Quickstart: generating the CogSci 2022 dataset.

A script these commands directly is at quickstart_gen_dataset_cogsci_2022.sh.

  1. Run the following to generate all four of the technical drawing stimuli (and programs) used in the CogSci 2022 dataset: python generate_drawing_tasks.py --tasks_generator nuts_bolts_programs --num_tasks_per_condition all --train_ratio 0.8 --task_summaries; python generate_drawing_tasks.py --tasks_generator dials_programs --num_tasks_per_condition all --train_ratio 0.8 --task_summaries ; python generate_drawing_tasks.py --tasks_generator wheels_programs --num_tasks_per_condition all --train_ratio 0.8 --task_summaries ; python generate_drawing_tasks.py --tasks_generator furniture_programs --num_tasks_per_condition all --train_ratio 0.8 --task_summaries
  2. This will generate the following outputs:
    • Images written to data/renders
    • Base DSL libraries written to data/libraries
    • CSV summary containing the task ID and metadata (including hand-coded program abstractions and a DSL program) in data/summaries.

Quickstart: running the language-program alignment model.

A script these commands directly on both domains is at quickstart_run_experiments_cogsci_2022.sh .

The following is a step by step set of commands for running the experiment pipeline on a single demonstration domain, nuts_bolts. We use the following DSLs, which correspond (respectively) to L0, L1, L2, L3 in the CogSci paper: dreamcoder_program_dsl_0_tokens, low_level_part_types_with_params, mid_level_part_types_with_params, high_level_part_types_with_params

  1. Generate language-program bitexts: python data/build_bitext.py --task_summaries dials_programs_all --language_column lemmatized_whats --program_column dreamcoder_program_dsl_0_tokens low_level_part_types_with_params mid_level_part_types_with_params high_level_part_types_with_params
  2. Run the IBM model: python data/ibm_model.py --task_summaries dials_programs_all --language_column lemmatized_whats --random_likelihood_baseline --program_column dreamcoder_program_dsl_0_tokens low_level_part_types mid_level_part_types high_level_part_types low_level_part_types_with_params mid_level_part_types_with_params high_level_part_types_with_params
  3. Generate the plots: python data/program_language_plots.py --task_summaries dials_programs_all --language_column lemmatized_whats --program_column dreamcoder_program_dsl_0_tokens low_level_part_types mid_level_part_types high_level_part_types low_level_part_types_with_params mid_level_part_types_with_params high_level_part_types_with_params

Generating new drawing stimuli.

This section describes how to define a generative model that jointly outputs programs and images, using the nuts_bolts example.

  1. Define base primitives.
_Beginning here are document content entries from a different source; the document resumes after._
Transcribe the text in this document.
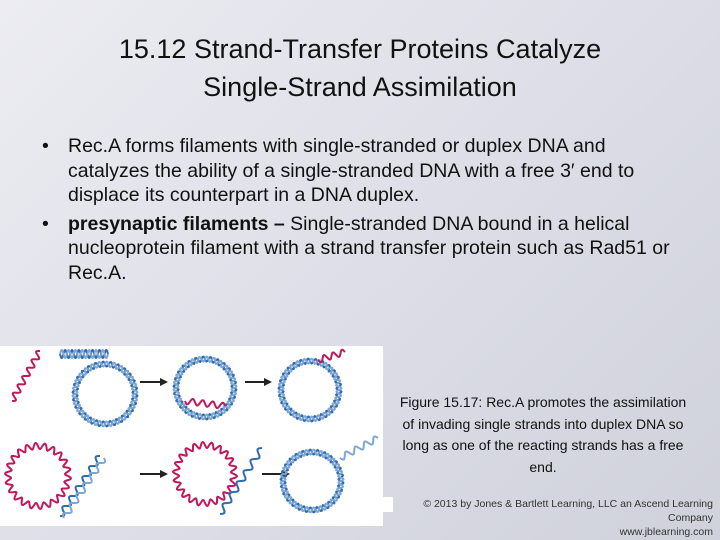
15.12 Strand-Transfer Proteins Catalyze
Single-Strand Assimilation
• Rec.A forms filaments with single-stranded or duplex DNA and catalyzes the ability of a single-stranded DNA with a free 3′ end to displace its counterpart in a DNA duplex.
• presynaptic filaments – Single-stranded DNA bound in a helical nucleoprotein filament with a strand transfer protein such as Rad51 or Rec.A.
Figure 15.17: Rec.A promotes the assimilation of invading single strands into duplex DNA so long as one of the reacting strands has a free end.
© 2013 by Jones & Bartlett Learning, LLC an Ascend Learning Company
www.jblearning.com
The base DSL used for the technical drawings domain is in primitives/gadgets_primitives.py. We use the dreamcoder library (imported as a submodule) to parse and execute programs.
  2. Define a TaskGenerator. All of the generative models derive from the AbstractTasksGenerator class in tasksgenerator/tasks_generator.py. In our running example, the nuts_bolts tasks generator is defined in nuts_bolts_programs_tasks_generator.py. The task generators are designed to simultaneously generate the following for each stimulus:
    • A 'stroke array' consisting of the numpy-matrix pixel arrays which are added together to generate the image.
    • A 'stroke string' with an executable string program that can be parsed under the DreamCoder library to generate the same image.
    • A dictionary class containing the 'hand-coded abstractions' (named synthetic_dict in the released code) at different tokenized levels corresponding to different program abstractions. We define corresponding tests for each generative model.
  3. Run the generative model. We use the generate_drawing_tasks.py script as an entrypoint into all of the generative models. For now, you need to import the task generator class manually at the top of this file (or you could add it to an init.py).